Combine that with two concerts (Kongos and J. Roddy Walston... more on that later), craziness at work and rebooting a daily running routine and suddenly you realize you haven't posted in almost a week.
So, it took a little direct inspiration to get me to my keyboard today. While sifting through my photos, I found some oddities.
Not a photo-bombing relative or anything like that; rather, I found a neat vintage oddball that I had yet to showcase and/or brag about on "Jenga."
Who doesn't love vintage? Who doesn't love oddballs? Together they make a winning combination:
I had never seen anything like this first one until it popped up on Ebay:
This bit of trivia was brought to you by Gad Fun Cards.
This multi-sport set was released in 1963 by an illustrator known as, you guessed it, Gad. It appears to have been a regional release, originating from Minnesota.
The fronts all featured an illustration with a bit of trivia or an impressive statistic on the front. Now you know that Chicago Colt/Cub catcher Pop Schriver thought 60ft, 6in was for pansies.
The backs either contained rules for an accompanying card game or something like this:
This baseball card is a mental exercise, both informing and teasing your brain!
How could I pass up this little rarity for $2, shipping included?
It now resides in my CATRC as the representative for Mr. Schriver, who's only other release comes from the Old Judge days.
As Wayne Campbell might say, "They will be mine. Oh yes. They will be mine. (In my dreams)
One thing about this card though is that it shows cartoon Pop wearing a modern catcher's mitt.
I'm sure the minute bits of historical accuracy weren't of great concern to Gad, but Pop (a Colt/Cub from 1890-94) played during the rough-and-tumble bare-handed days of baseball. Mitts were for pansies.
No doubt, this left many a fielder with mangled hands - catchers especially, which I'm sure you can fathom why.
As a matter of fact, Schriver's hands were exceptionally repulsive.
In 1895, the New York Daily Herald's OP Caylor had the hands of several members of the New York Giants photographed. Schriver - then a Giant - “takes first prize in a display of distorted joints His right hand... has lost much of its resemblance to the natural member.”
Well, if you're going to have mangled hands, you might as well have the most mangled.
The hand of Pop Schriver
Speaking of mangling things, let me take a minute to discuss part of the reason my posting schedule has been mangled recently: rock and roll!
Last Thursday, courtesy of WKQX in Chicago, I won a couple of tickets to catch J. Roddy Walston & the Business at the Metro - just down the street from Wrigley.
I'd only heard two songs by the group going into it, but it was a free show in Wrigleyville, so I wasn't about to turn that down.
Although their sound system was pretty crappy (at many points, it was more buzz and over-modulation than music), it was still a decent set. I'd describe them as a more raw version of Kings of Leon - as if "Use Somebody" never happened.
Speaking of Kings of Leon, the opener on their current tour has been Kongos. This past Saturday, they broke away temporarily to headline their own show, also at the Metro.
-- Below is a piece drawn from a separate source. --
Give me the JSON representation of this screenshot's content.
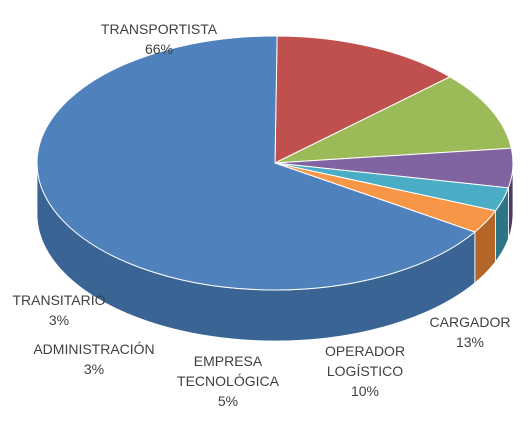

I have raved about Kongos previously and they put on a lively, frenetic show. After experiencing their blend of garage/hard rock with folk, reggae, rap and even electronic influences at Firefly Music Fest, I couldn't help but be drawn back for a second taste.
Anyone who says the rock is dead should attend one of their shows - they are so much more than their radio-smash "Come With Me Now," which I love as well.
So, in summation, rock and roll distracted me from posting and a super awesome vintage oddball made me come back.
While I might miss a day or two or six and my posting schedule may get mangled worse than Pop Schriver's hands, Wrigley Roster Jenga will never die - much like the rock and roll that served as my distraction.
I think I tied that all together pretty nicely there, if I do say so myself.